Have you seen any arguments made about man-made influences on the ENSO patterns (i.e. post-1976), etc.

Based on your recent La Nina post, I was wondering if an anthropogenic influence on the Pacific Warm Pool could lead to stronger Ninos and thus the recent step changes of the past 3 decades.

I read an older post of yours about the PWP index, which I believe showned a fairly stable rising trend (with drops and bumps from ENSO activity) since the 70's.

I'm sure this has occurred to you, but just wondering about your thoughts.

Thanks, as always.

John said...

As a follow-up (sorry for the double post), I've read of the studies showing human impacts on the monsoon season (most not co2 related) in India.

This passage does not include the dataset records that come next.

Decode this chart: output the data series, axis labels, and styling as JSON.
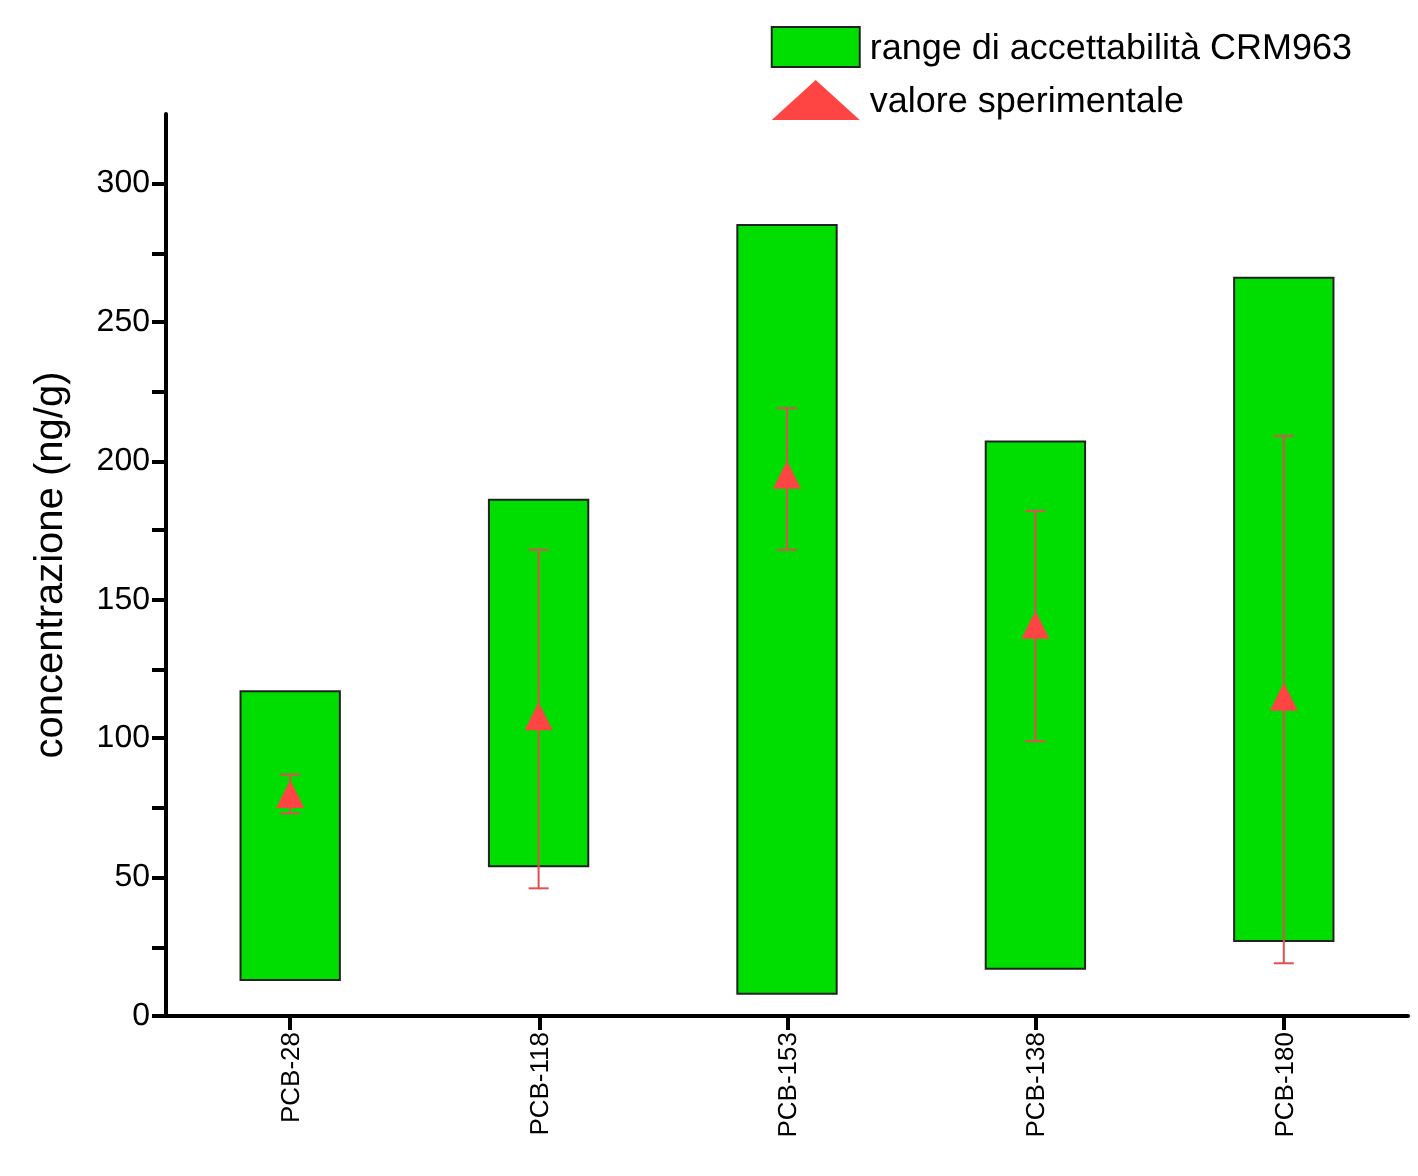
{
  "chart_data": {
    "type": "bar",
    "ylabel": "concentrazione (ng/g)",
    "categories": [
      "PCB-28",
      "PCB-118",
      "PCB-153",
      "PCB-138",
      "PCB-180"
    ],
    "series": [
      {
        "name": "range di accettabilità CRM963",
        "color": "#00dd00",
        "base": [
          13,
          54,
          8,
          17,
          27
        ],
        "values": [
          104,
          132,
          277,
          190,
          239
        ]
      },
      {
        "name": "valore sperimentale",
        "type": "scatter",
        "color": "#ff4444",
        "marker": "triangle",
        "x": [
          "PCB-28",
          "PCB-118",
          "PCB-153",
          "PCB-138",
          "PCB-180"
        ],
        "values": [
          80,
          108,
          195,
          141,
          115
        ],
        "errors": [
          [
            73,
            87
          ],
          [
            46,
            168
          ],
          [
            168,
            219
          ],
          [
            99,
            182
          ],
          [
            19,
            209
          ]
        ]
      }
    ],
    "ylim": [
      0,
      325
    ],
    "yticks": [
      0,
      {
        "value": 25,
        "label": null
      },
      50,
      {
        "value": 75,
        "label": null
      },
      100,
      {
        "value": 125,
        "label": null
      },
      150,
      {
        "value": 175,
        "label": null
      },
      200,
      {
        "value": 225,
        "label": null
      },
      250,
      {
        "value": 275,
        "label": null
      },
      300
    ],
    "grid": false,
    "legend": "top right"
  }
}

Could a chance in aerosols or other human influence from the India/China area lead to a slowly decreasing cloud cover over the PWP? That would theoretically lead to gradually increasing strength for Ninos, correct?

Bob Tisdale said...

John: I assume the other anthropogenic forcings in the studies you referred to were aerosols. Do those studies say whether the aerosols are cooling or warming the Indian Ocean?

The other thing to consider is what part of the oceans would be impacted by the Asian aerosols.

Also, do the OHC graphs confirm or contradict the studies?